Prince rewards Ugandan hospital

Prince Albert has awarded his Prize for Innovative Philanthropy to Dr Mutahunga Birungi, on behalf of the Bwindi Community Hospital in Uganda, for its commitment to providing access to healthcare for the region’s poorest communities.
Prince Albert delivered the award on Monday 7th June, as part of the 11th edition of the Prince’s Round Table for Philanthropy.
Dr Mutahunga Birungi, Executive Director of the Bwindi Community Hospital, received the 2021 Prince’s Prize for Innovative Philanthropy in recognition of the exceptional work carried out by his community hospital in Southwestern Uganda.
The prize is a joint initiative of the Prince Albert II of Monaco Foundation and the Tocqueville Foundation, to reward and support innovative projects that encourage philanthropy in the service of sustainable societal innovation.
The Bwindi Community Hospital (BCH) was founded in 2003 by Dr Scott Kellerman and his wife Carol to help the Batwa indigenous community who used to live in the Bwindi Forest, before it was registered as a sanctuary for mountain gorillas.
Each year, the BCH deals with more than 40,000 consultations and directly hires thousands of people for local actions in the field of healthcare.
The hospital’s health insurance plan, eQuality, allows 28,000 people to have access to quality healthcare without incurring costs that are unaffordable for these communities. The BCH also offers a waiting house for Batwa women with a high-risk pregnancy to ensure they are cared for by a qualified midwife during labor. This involvement has helped to increase the number of hospital deliveries to 90%, whereas 10 years ago it was only 35%. Meanwhile, child mortality has lowered from 120 to 46 deaths per 1,000 births.

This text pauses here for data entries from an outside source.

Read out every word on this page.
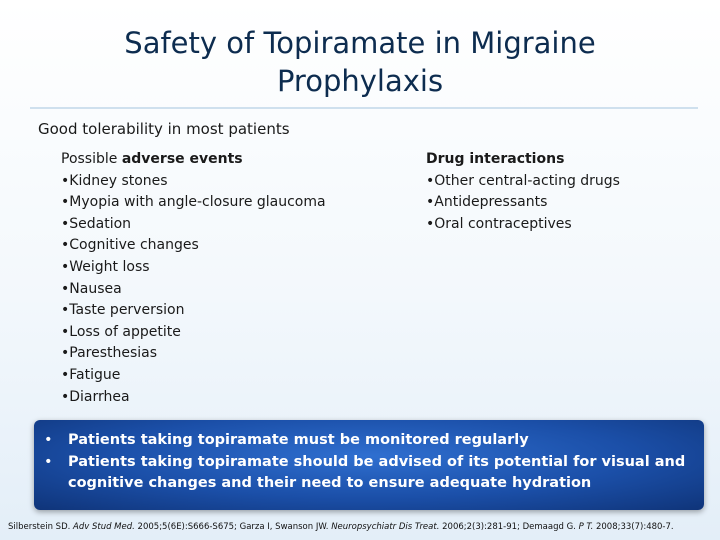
Safety of Topiramate in Migraine
Prophylaxis
Good tolerability in most patients
Possible adverse events
•Kidney stones
•Myopia with angle-closure glaucoma
•Sedation
•Cognitive changes
•Weight loss
•Nausea
•Taste perversion
•Loss of appetite
•Paresthesias
•Fatigue
•Diarrhea
Drug interactions
•Other central-acting drugs
•Antidepressants
•Oral contraceptives
• Patients taking topiramate must be monitored regularly
• Patients taking topiramate should be advised of its potential for visual and cognitive changes and their need to ensure adequate hydration
Silberstein SD. Adv Stud Med. 2005;5(6E):S666-S675; Garza I, Swanson JW. Neuropsychiatr Dis Treat. 2006;2(3):281-91; Demaagd G. P T. 2008;33(7):480-7.
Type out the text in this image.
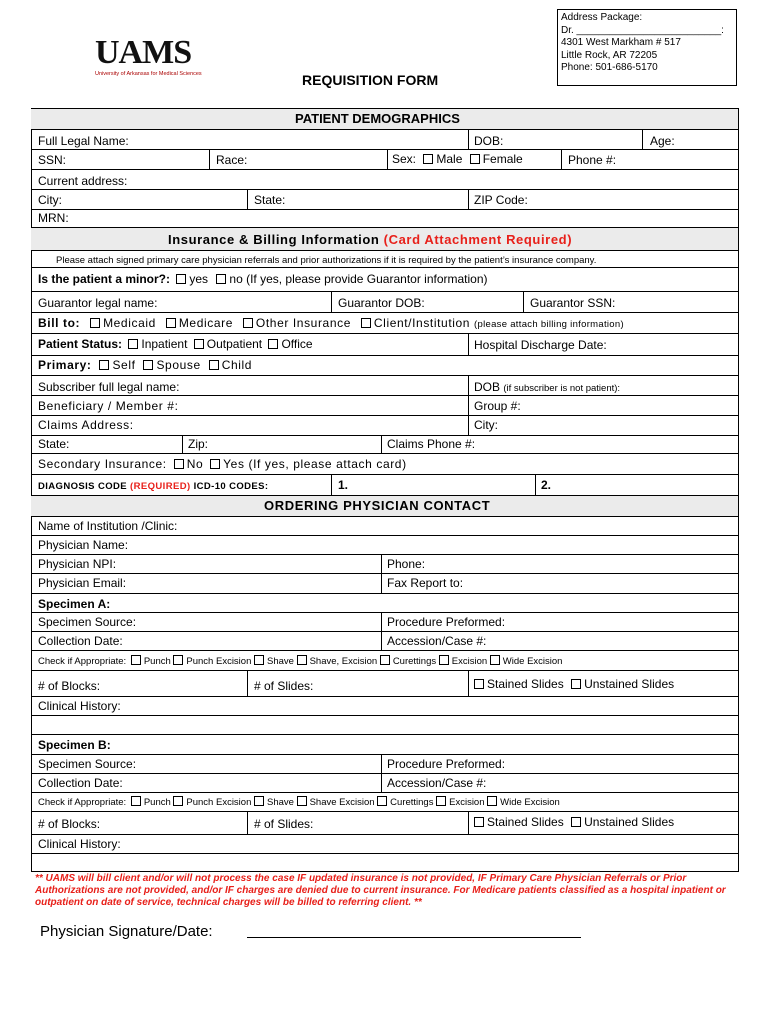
UAMS
University of Arkansas for Medical Sciences	REQUISITION FORM
Address Package:
Dr. __________________________:
4301 West Markham # 517
Little Rock, AR 72205
Phone: 501-686-5170
PATIENT DEMOGRAPHICS
Full Legal Name:	DOB:	Age:
SSN:	Race:	Sex: Male Female	Phone #:
Current address:
City:	State:	ZIP Code:
MRN:
Insurance & Billing Information (Card Attachment Required)
Please attach signed primary care physician referrals and prior authorizations if it is required by the patient’s insurance company.
Is the patient a minor?: yes no (If yes, please provide Guarantor information)
Guarantor legal name:	Guarantor DOB:	Guarantor SSN:
Bill to: Medicaid Medicare Other Insurance Client/Institution (please attach billing information)
Patient Status: Inpatient Outpatient Office	Hospital Discharge Date:
Primary: Self Spouse Child
Subscriber full legal name:	DOB (if subscriber is not patient):
Beneficiary / Member #:	Group #:
Claims Address:	City:
State:	Zip:	Claims Phone #:
Secondary Insurance: No Yes (If yes, please attach card)
DIAGNOSIS CODE (REQUIRED) ICD-10 CODES:	1.	2.
ORDERING PHYSICIAN CONTACT
Name of Institution /Clinic:
Physician Name:
Physician NPI:	Phone:
Physician Email:	Fax Report to:
Specimen A:
Specimen Source:	Procedure Preformed:
Collection Date:	Accession/Case #:
Check if Appropriate: Punch Punch Excision Shave Shave, Excision Curettings Excision Wide Excision
# of Blocks:	# of Slides:	Stained Slides Unstained Slides
Clinical History:
Specimen B:
Specimen Source:	Procedure Preformed:
Collection Date:	Accession/Case #:
Check if Appropriate: Punch Punch Excision Shave Shave Excision Curettings Excision Wide Excision
# of Blocks:	# of Slides:	Stained Slides Unstained Slides
Clinical History:
** UAMS will bill client and/or will not process the case IF updated insurance is not provided, IF Primary Care Physician Referrals or Prior Authorizations are not provided, and/or IF charges are denied due to current insurance. For Medicare patients classified as a hospital inpatient or outpatient on date of service, technical charges will be billed to referring client. **
Physician Signature/Date:
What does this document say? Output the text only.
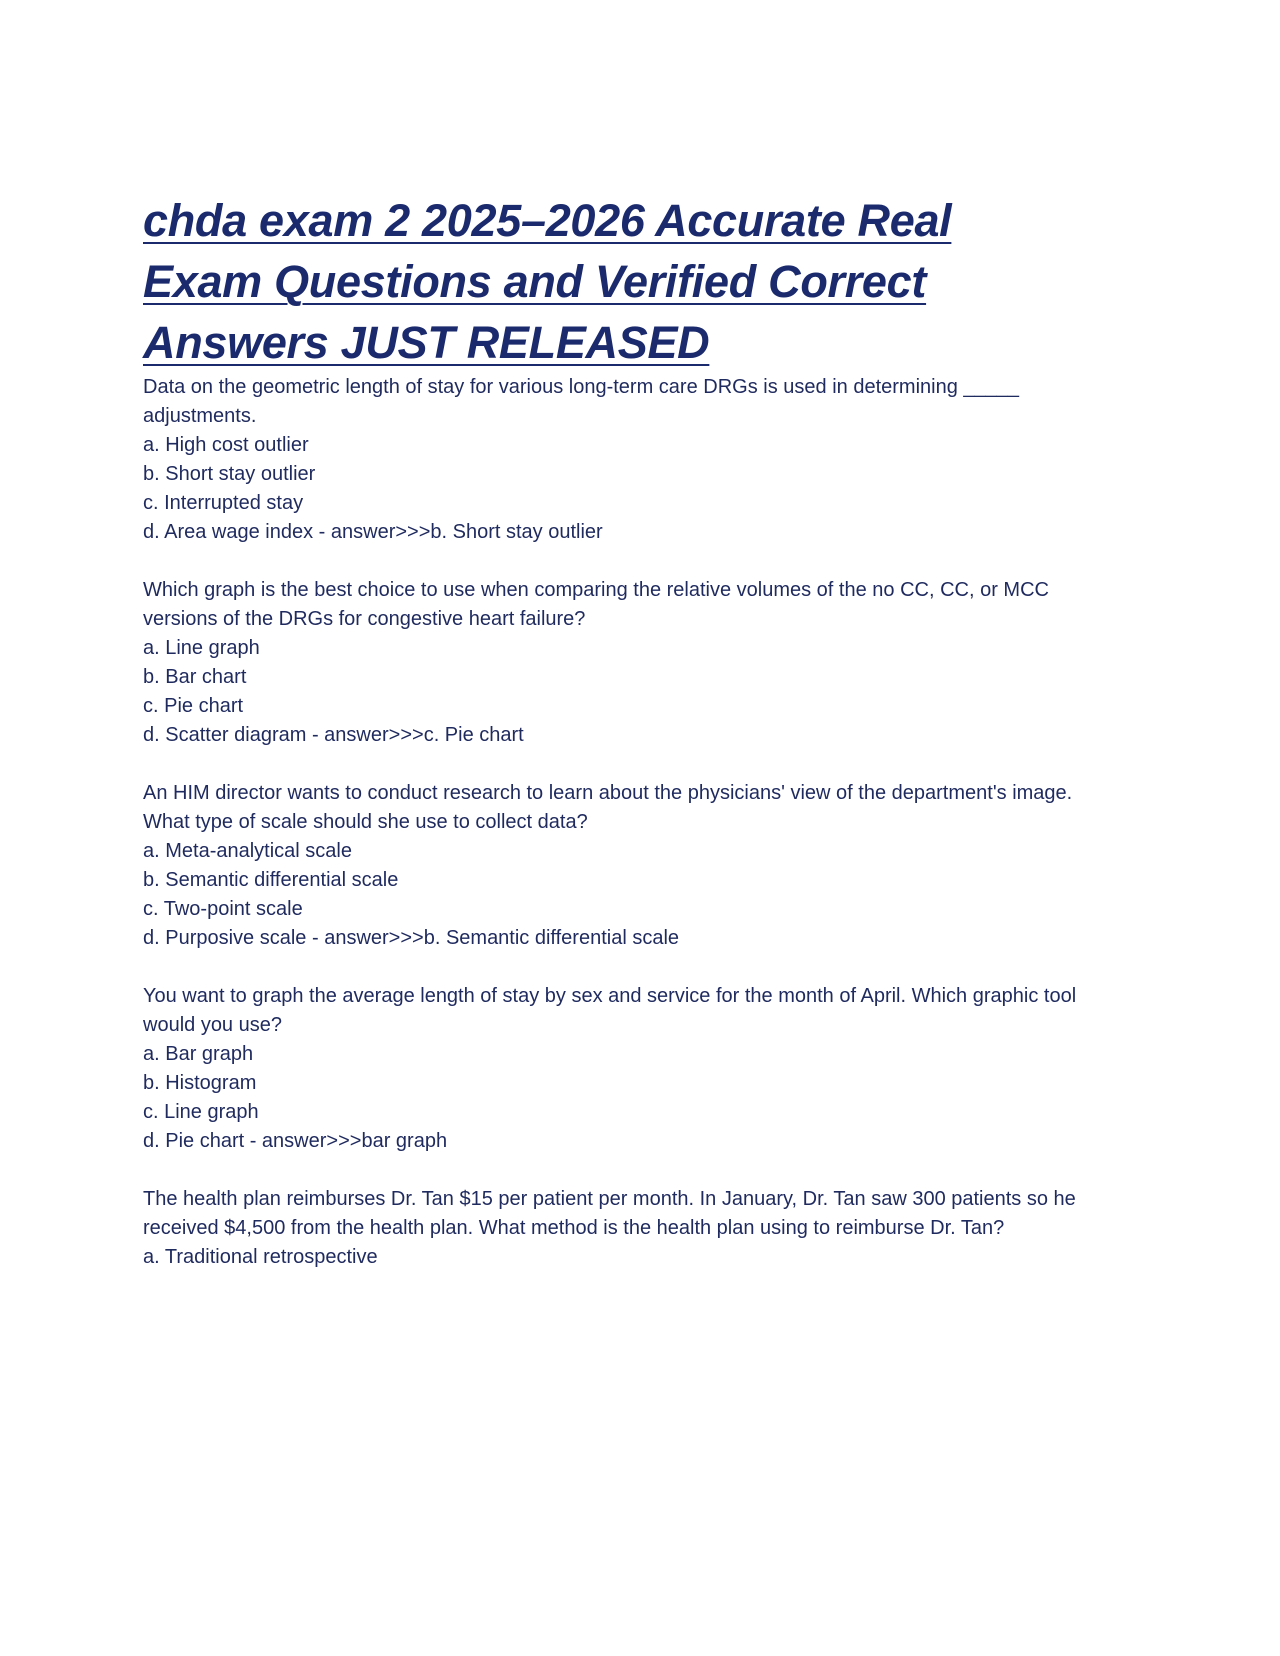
chda exam 2 2025–2026 Accurate Real
Exam Questions and Verified Correct
Answers JUST RELEASED

Data on the geometric length of stay for various long-term care DRGs is used in determining _____ adjustments.

a. High cost outlier

b. Short stay outlier

c. Interrupted stay

d. Area wage index - answer>>>b. Short stay outlier

Which graph is the best choice to use when comparing the relative volumes of the no CC, CC, or MCC versions of the DRGs for congestive heart failure?

a. Line graph

b. Bar chart

c. Pie chart

d. Scatter diagram - answer>>>c. Pie chart

An HIM director wants to conduct research to learn about the physicians' view of the department's image. What type of scale should she use to collect data?

a. Meta-analytical scale

b. Semantic differential scale

c. Two-point scale

d. Purposive scale - answer>>>b. Semantic differential scale

You want to graph the average length of stay by sex and service for the month of April. Which graphic tool would you use?

a. Bar graph

b. Histogram

c. Line graph

d. Pie chart - answer>>>bar graph

The health plan reimburses Dr. Tan $15 per patient per month. In January, Dr. Tan saw 300 patients so he received $4,500 from the health plan. What method is the health plan using to reimburse Dr. Tan?

a. Traditional retrospective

The BCH aspires to become a regional centre of excellence, providing tertiary healthcare to train high-level professionals and play a leading role in the field of healthcare research and innovation.
In receiving the award, Dr. Birungi thanked the Prince Albert II of Monaco Foundation and the Tocqueville Foundation for considering the Bwindi Community Hospital as worthy of the honorary distinction: “I feel extremely humbled that, from an open-air clinic for Batwa indigenous people 18 years ago, Bwindi Community Hospital has grown to make a reasonable contribution to improving access to healthcare and health training, especially for those who need it most. Our achievement has been a collective effort of the community, staff and many other people acting as individuals or as organisations from different walks of life.”
Dr. Birungi added that it is by “acting together that we make the world a better living place for ourselves today and for those coming after us.”
Dr. Birungi’s emphasis that “we share one planet” echoes the theme for this year’s edition of the Prince’s Round Table for Philanthropy: Planetary Health.
Each year, this closed-door event brings together, alongside the Prince, major international philanthropists who wish to discuss the role of philanthropy in the face of the major challenges the world currently faces.
“At a time when the pandemic has turned our societies upside down, it was essential to address the question of the relationship between planetary health and global health,” says the Prince’s Foundation in a statement.
Laurence Tubiana, Director of the European Climate Foundation and Chair of the Board of Directors of the French Development Agency, and Prof. Johan Rockström, Director of the Potsdam Research Institute on the Effects of Climate Change and Professor of Earth System Science at the University of Potsdam, also shared their expertise in climate action and governance before establishing the close link between human health and planetary health.